Arabian Horse Legends

The origin and early history of the Arabian horse is shrouded in a maze of myths and legends - some as charming as fairy tales. Many who have written about the Arabian Horse breed have espoused one or the other of these wonderful stories as fact, and have thereby perhaps led attention away from what is currently thought to be the accurate history of this breed of horses. 

The many qualities of Arabian horses have generated legends and stories to explain what makes such a fine breed of horse. The facts of history, and the real worth of the breed as we know it today, are sufficient to secure for the Arabian Horse the recognition it deserves.

There was a tradition in the homeland of the original Arabian horses, that the line of the Arabian breed traces to just five mares. These five mares were owned by a descendant of ancient royalty, and lived about 3,000 years ago. These five mares fell to a prince as a dowry upon his father's death. He was at first disappointed about his inheritance, but soon after came to understand how great was his fortune. In time these mares foaled, and his herd increased rapidly, and developed into what some consider the most wonderful breed of horses.

Another legend has it that a beloved leader acquired the best Arabian mares that could be secured in the land. These were enclosed in a corral within sight of feed and water. When the corral gates were opened the mares made a wild rush for water and feed. Just at that moment a war alarm was sounded. But five of the mares, hungry and famished for water, halted, turned to their master, and were ready to carry him to battle. These mares are supposed to be the ancestors of the present Arabian horse.

A third story relates that some early Arabian horse breeders trace the ancestry of this line to a certain prince who was pursued by enemies. While taking a rest by the wayside his mare gave birth to a colt. Being hard pressed he left the colt to its fate and continued his flight. The prince reached camp safely and after several hours the colt came running in to the camp. And it was this mare and colt that were the foundation animals of the Arabian horse breed.

Historical research has brought to light some facts which entirely discredit all the legends. They do not show the use of the horse, so early as usually stated. Many writers on the Arabian horse give its existence from as early as 1635 BCE We cannot find any reference to the horse outside, of Egypt until Solomon's reign of 1075 to 975 BCE, and even at that time all of the horses were brought in from Egypt.

It is written that in early Biblical times the ass was used as a beast of burden almost exclusively, and even at later dates the wild ass is accredited with greater speed than the horse.

A nomadic tribe ventured away from the main group during their periodic migration, traveled to the north, to the plateau southeast of the Caspian Sea, where they settled and founded Media. Just when they came to that land is not definitely known but it was previous to 625 BCE. These Medians soon became known for their beautiful horses, that were "as swift as the wind."

Horse racing was, one of their pastimes and it attracted many people from other lands. Previous to this time the Olympian games at Athens had not included chariot racing, but about 620 BCE the chariot race for the first time played part in those games, but with horses brought from "other lands."

Where the Medes secured their horses is not known. They may have brought them from their original northern home, but there are strong reasons for supposing that these horses were the native wild horse of Media and Mesopotamia and that that is where they there captured and domesticated. When Nabopolassar revolted in 625 BCE, and made alliance with the Median king, the fusion of the armies brought the Median horse to the south.

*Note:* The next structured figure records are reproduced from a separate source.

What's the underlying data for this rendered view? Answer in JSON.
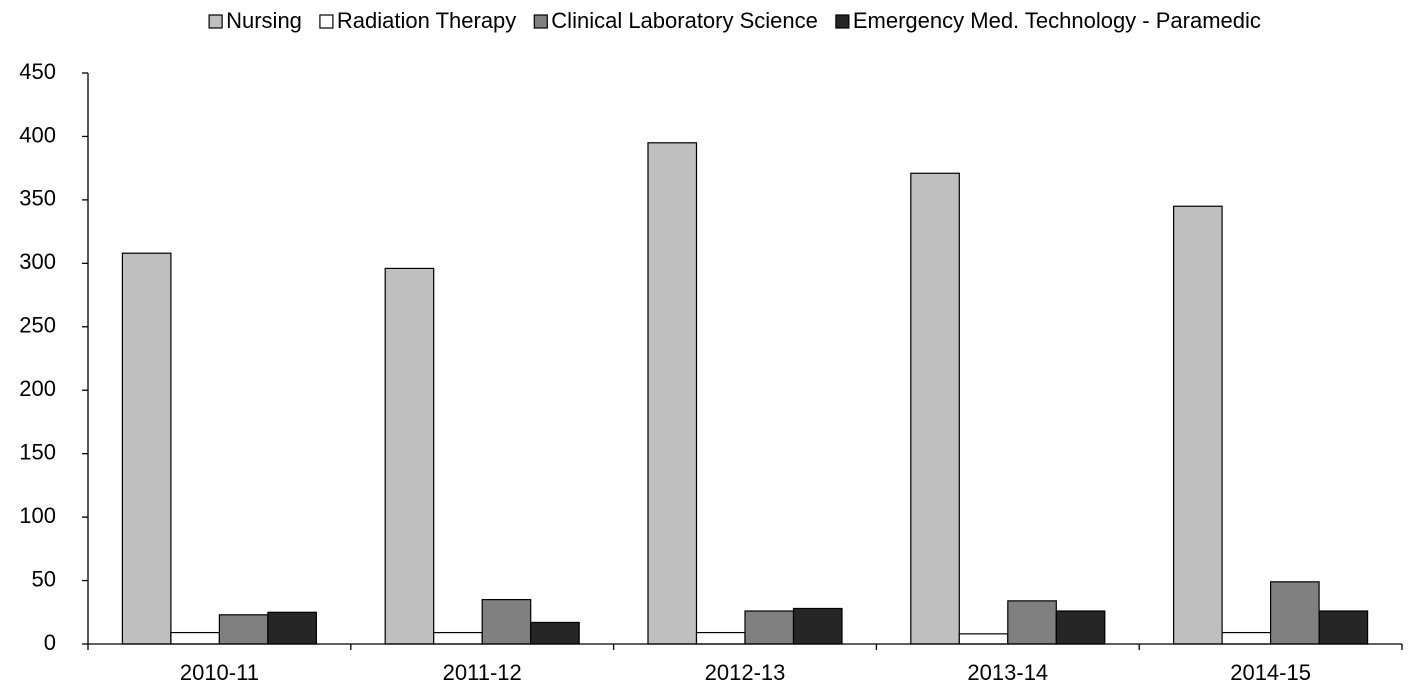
{
  "chart_data": {
    "type": "bar",
    "categories": [
      "2010-11",
      "2011-12",
      "2012-13",
      "2013-14",
      "2014-15"
    ],
    "series": [
      {
        "name": "Nursing",
        "color": "#bfbfbf",
        "values": [
          308,
          296,
          395,
          371,
          345
        ]
      },
      {
        "name": "Radiation Therapy",
        "color": "#ffffff",
        "values": [
          9,
          9,
          9,
          8,
          9
        ]
      },
      {
        "name": "Clinical Laboratory Science",
        "color": "#808080",
        "values": [
          23,
          35,
          26,
          34,
          49
        ]
      },
      {
        "name": "Emergency Med. Technology - Paramedic",
        "color": "#262626",
        "values": [
          25,
          17,
          28,
          26,
          26
        ]
      }
    ],
    "ylim": [
      0,
      450
    ],
    "yticks": [
      0,
      50,
      100,
      150,
      200,
      250,
      300,
      350,
      400,
      450
    ],
    "legend": "top"
  }
}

Later, Nebuchadnezzar extended his territory, built Babylon, and began the siege of Tyre, he brought the Median horse with his army into Syria. At this time horses were almost unknown in Phoenicia.

The Phoenicians were the greatest merchants of that time; their ships and caravans were known everywhere, yet all their land traffic was with camels. We find these merchants trading with the Arabians, securing from them gold, spices and oils, but in no instance do we find records where they traded for horses.

When the Medes were finally conquered by the Persians in 568 BCE and were later again taken from the Persians by the Greeks under Alexander in 334 BCE, the rapid spread of the horse began, and we have every reason to believe that Alexander introduced the Arabian horse into the lands he conquered.

Herodotus, the first accurate historian the world had, stated that so late as 450 BCE Arabia could not contribute any horses for Xerxes' armies but did provide many camels. If the Arabians had had horses at that time Xerxes would certainly have procured them and the historian would have noted the fact.

Some writers attribute the hardiness of the Arabian horses to the adverse conditions under which they were reared for several thousand years. This may have played a role, but for many years it was assumed that high excellence in horses could not be produced under unfavorable conditions In fact it was thought that equine breeds would deteriorate rather than improve.

The Arabian horse has played no small part in the development of all of our breeds of horses. The blood lines of many of our best horses trace back to the Arabian breed.

The race horse, trotter, saddler, coach and draft horse, many have some of the Arabian horse genes in them. It has been said that Arabian horse traits, dating from so long ago cannot be influencing present day horses. Some think that for speed the American horse is a far superior animal. But it doesn't matter how long it's been since the Arabian horse bloodline was joined. It was the foundation stock in the development of the horse and it gave us the animals that we now have.